How to Choose the Right PM Tool for Your Integration Needs
Picking the right project management software depends on where your team's data needs to flow. Here's a practical framework:
If your main integration need is CRM sync (Salesforce, HubSpot, Pipedrive): Monday.com, Asana, and ClickUp all offer direct CRM connectors plus strong Albato support for custom workflows. Monday.com's own CRM product is a bonus if you want to consolidate.
If you're a development team with complex toolchains (GitHub, GitLab, CI/CD, monitoring): Jira's Atlassian Marketplace with 3,000+ apps is hard to match. ClickUp is a lighter alternative with good GitHub and Bitbucket coverage.
If you're an agency billing hours to clients (QuickBooks, Xero, client portals): Teamwork is purpose-built for this workflow. Smartsheet works if your billing team prefers spreadsheet-based tracking.
If you want maximum integration breadth at the lowest price: ClickUp at $7/user/mo with Albato's connector gives you one of the widest integration networks available for under $10/user.
If you value simplicity and your integration needs are basic: Trello or Basecamp. Trello edges ahead with Albato support and free unlimited Power-Ups.
Check which of your current tools have Albato connectors before committing to a PM platform. The tool with the most native integrations isn't always the best fit; the tool that connects specifically to your stack is.
FAQ
What is the best project management software for integrations?
The best choice depends on your specific stack. Monday.com, ClickUp, and Asana offer the strongest combination of native integrations and third-party automation support through platforms like Albato. Monday.com leads for CRM-heavy teams, ClickUp for budget-conscious teams needing broad coverage, and Asana for cross-functional organizations.
Can I connect project management tools to my CRM without coding?
Yes. Most modern PM tools offer native CRM integrations for popular platforms like Salesforce and HubSpot.

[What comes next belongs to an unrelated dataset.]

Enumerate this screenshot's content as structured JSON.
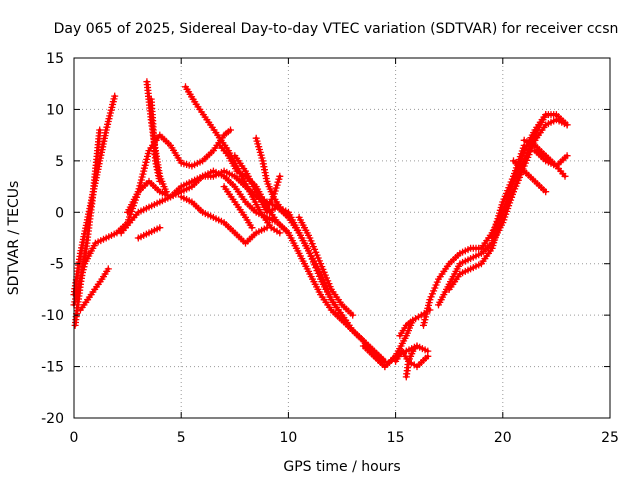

For CRM systems outside the native marketplace, Albato provides no-code connectors that let you sync project data with your CRM using a visual trigger-action builder. Nine of the ten tools in this guide have Albato connectors.
How many integrations does a good PM tool need?

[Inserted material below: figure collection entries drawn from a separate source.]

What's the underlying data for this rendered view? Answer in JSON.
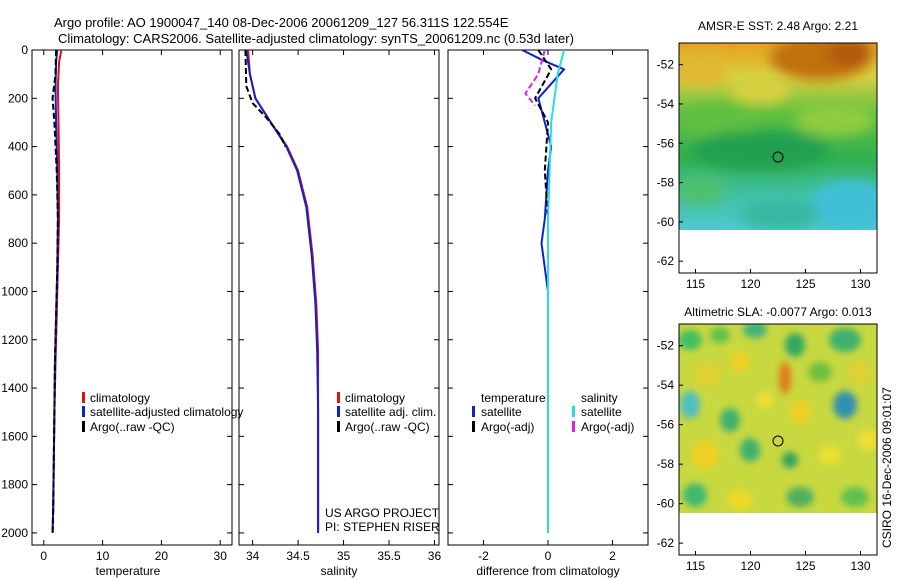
{
  "header": {
    "line1": "Argo profile: AO 1900047_140 08-Dec-2006 20061209_127 56.311S 122.554E",
    "line2": "Climatology: CARS2006. Satellite-adjusted climatology: synTS_20061209.nc (0.53d later)"
  },
  "credits": {
    "project": "US ARGO PROJECT",
    "pi": "PI: STEPHEN RISER",
    "stamp": "CSIRO 16-Dec-2006 09:01:07"
  },
  "colors": {
    "climatology": "#e01010",
    "satellite": "#1020d0",
    "argo": "#000000",
    "salinity_satellite": "#20e0e0",
    "salinity_argo": "#e020e0",
    "marker": "#000000"
  },
  "chart_data": [
    {
      "type": "line",
      "title": "",
      "xlabel": "temperature",
      "ylabel": "",
      "xlim": [
        -2,
        32
      ],
      "ylim": [
        2050,
        0
      ],
      "xticks": [
        0,
        10,
        20,
        30
      ],
      "yticks": [
        0,
        200,
        400,
        600,
        800,
        1000,
        1200,
        1400,
        1600,
        1800,
        2000
      ],
      "legend": [
        "climatology",
        "satellite-adjusted climatology",
        "Argo(..raw -QC)"
      ],
      "series": [
        {
          "name": "climatology",
          "color": "climatology",
          "dash": "solid",
          "x": [
            3.0,
            2.6,
            2.4,
            2.5,
            2.6,
            2.6,
            2.4,
            2.2,
            2.0,
            1.8,
            1.7,
            1.6,
            1.5
          ],
          "y": [
            0,
            50,
            150,
            300,
            500,
            700,
            900,
            1100,
            1300,
            1500,
            1700,
            1900,
            2000
          ]
        },
        {
          "name": "satellite-adjusted climatology",
          "color": "satellite",
          "dash": "solid",
          "x": [
            2.3,
            2.1,
            2.0,
            2.1,
            2.3,
            2.4,
            2.3,
            2.1,
            1.9,
            1.8,
            1.7,
            1.6,
            1.5
          ],
          "y": [
            0,
            50,
            150,
            300,
            500,
            700,
            900,
            1100,
            1300,
            1500,
            1700,
            1900,
            2000
          ]
        },
        {
          "name": "Argo(..raw -QC)",
          "color": "argo",
          "dash": "dash",
          "x": [
            2.1,
            2.0,
            1.5,
            1.8,
            2.2,
            2.4,
            2.3,
            2.1,
            1.9,
            1.8,
            1.7,
            1.6,
            1.5
          ],
          "y": [
            0,
            100,
            200,
            300,
            500,
            700,
            900,
            1100,
            1300,
            1500,
            1700,
            1900,
            2000
          ]
        }
      ]
    },
    {
      "type": "line",
      "title": "",
      "xlabel": "salinity",
      "ylabel": "",
      "xlim": [
        33.85,
        36.05
      ],
      "ylim": [
        2050,
        0
      ],
      "xticks": [
        34,
        34.5,
        35,
        35.5,
        36
      ],
      "xtick_labels": [
        "34",
        "34.5",
        "35",
        "35.5",
        "36"
      ],
      "legend": [
        "climatology",
        "satellite adj. clim.",
        "Argo(..raw -QC)"
      ],
      "series": [
        {
          "name": "climatology",
          "color": "climatology",
          "dash": "solid",
          "x": [
            33.95,
            33.97,
            34.03,
            34.2,
            34.38,
            34.5,
            34.6,
            34.66,
            34.7,
            34.72,
            34.72,
            34.72,
            34.72
          ],
          "y": [
            0,
            100,
            200,
            300,
            400,
            500,
            650,
            850,
            1050,
            1250,
            1500,
            1800,
            2000
          ]
        },
        {
          "name": "satellite adj. clim.",
          "color": "satellite",
          "dash": "solid",
          "x": [
            33.93,
            33.97,
            34.03,
            34.2,
            34.37,
            34.49,
            34.59,
            34.65,
            34.69,
            34.71,
            34.72,
            34.72,
            34.72
          ],
          "y": [
            0,
            100,
            200,
            300,
            400,
            500,
            650,
            850,
            1050,
            1250,
            1500,
            1800,
            2000
          ]
        },
        {
          "name": "Argo(..raw -QC)",
          "color": "argo",
          "dash": "dash",
          "x": [
            33.92,
            33.93,
            34.0,
            34.15,
            34.3,
            34.36
          ],
          "y": [
            0,
            150,
            220,
            280,
            350,
            400
          ]
        }
      ]
    },
    {
      "type": "line",
      "title": "",
      "xlabel": "difference from climatology",
      "ylabel": "",
      "xlim": [
        -3.1,
        3.1
      ],
      "ylim": [
        2050,
        0
      ],
      "xticks": [
        -2,
        0,
        2
      ],
      "legend": [
        "temperature",
        "satellite",
        "Argo(-adj)",
        "salinity",
        "satellite",
        "Argo(-adj)"
      ],
      "series": [
        {
          "name": "temperature satellite",
          "color": "satellite",
          "dash": "solid",
          "x": [
            -0.8,
            -0.2,
            0.5,
            -0.3,
            -0.1,
            0.1,
            0.0,
            -0.1,
            -0.2,
            0.0,
            0.0,
            0.0
          ],
          "y": [
            0,
            40,
            80,
            200,
            300,
            400,
            500,
            700,
            800,
            1000,
            1500,
            2000
          ]
        },
        {
          "name": "temperature Argo(-adj)",
          "color": "argo",
          "dash": "dash",
          "x": [
            -0.3,
            0.1,
            -0.4,
            0.0,
            -0.1,
            0.0,
            0.0,
            0.0,
            0.0,
            0.0
          ],
          "y": [
            0,
            80,
            200,
            300,
            500,
            700,
            900,
            1050,
            1500,
            2000
          ]
        },
        {
          "name": "salinity satellite",
          "color": "salinity_satellite",
          "dash": "solid",
          "x": [
            0.5,
            0.3,
            0.1,
            0.05,
            0.0,
            0.0,
            0.0,
            0.0,
            0.0
          ],
          "y": [
            0,
            100,
            300,
            500,
            700,
            1000,
            1500,
            1800,
            2000
          ]
        },
        {
          "name": "salinity Argo(-adj)",
          "color": "salinity_argo",
          "dash": "dash",
          "x": [
            -0.1,
            -0.3,
            -0.7,
            -0.4
          ],
          "y": [
            0,
            100,
            180,
            230
          ]
        }
      ]
    },
    {
      "type": "heatmap",
      "title": "AMSR-E SST: 2.48 Argo: 2.21",
      "xlim": [
        113.5,
        131.5
      ],
      "ylim": [
        -62.6,
        -50.9
      ],
      "xticks": [
        115,
        120,
        125,
        130
      ],
      "yticks": [
        -52,
        -54,
        -56,
        -58,
        -60,
        -62
      ],
      "ytick_labels": [
        "-52",
        "-54",
        "-56",
        "-58",
        "-60",
        "-62"
      ],
      "data_extent_lat": [
        -60,
        -50.9
      ],
      "marker": {
        "lon": 122.554,
        "lat": -56.311
      }
    },
    {
      "type": "heatmap",
      "title": "Altimetric SLA: -0.0077 Argo: 0.013",
      "xlim": [
        113.5,
        131.5
      ],
      "ylim": [
        -62.6,
        -50.9
      ],
      "xticks": [
        115,
        120,
        125,
        130
      ],
      "yticks": [
        -52,
        -54,
        -56,
        -58,
        -60,
        -62
      ],
      "ytick_labels": [
        "-52",
        "-54",
        "-56",
        "-58",
        "-60",
        "-62"
      ],
      "data_extent_lat": [
        -60,
        -50.9
      ],
      "marker": {
        "lon": 122.554,
        "lat": -56.311
      }
    }
  ]
}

The raw number matters less than whether the tool connects to your specific apps. A platform with 200 integrations that includes your CRM, communication tool, and billing software beats one with 3,000 integrations that misses your core stack. Check both native integrations and third-party automation support (like Albato) before deciding.

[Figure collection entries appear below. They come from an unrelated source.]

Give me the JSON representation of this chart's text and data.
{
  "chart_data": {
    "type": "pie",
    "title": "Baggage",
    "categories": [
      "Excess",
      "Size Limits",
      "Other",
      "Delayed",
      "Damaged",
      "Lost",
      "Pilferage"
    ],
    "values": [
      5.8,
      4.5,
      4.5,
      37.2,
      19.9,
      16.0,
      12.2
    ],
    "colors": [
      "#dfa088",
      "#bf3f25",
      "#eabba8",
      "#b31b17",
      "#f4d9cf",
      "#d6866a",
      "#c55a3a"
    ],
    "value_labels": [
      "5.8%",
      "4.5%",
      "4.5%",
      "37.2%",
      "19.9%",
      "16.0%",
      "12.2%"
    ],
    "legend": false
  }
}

Is ClickUp or Monday.com better for integrations?
Both are strong. ClickUp offers more native integrations (1,000+ vs 200+) at a lower starting price ($7 vs $9/seat/mo). Monday.com provides deeper CRM integration through its own CRM product and more polished native automations starting at the Standard plan. ClickUp wins on breadth and price; Monday.com wins on CRM depth and automation polish.
What is Albato and how does it help with project management integrations?
Albato is a no-code integration platform with 1,000+ connectors that lets you automate data flows between your project management tool and other business apps. It works alongside your PM tool's native integrations to fill gaps: connecting niche CRMs, regional payment tools, or industry-specific software that your PM platform doesn't support natively. You can test it with a free trial.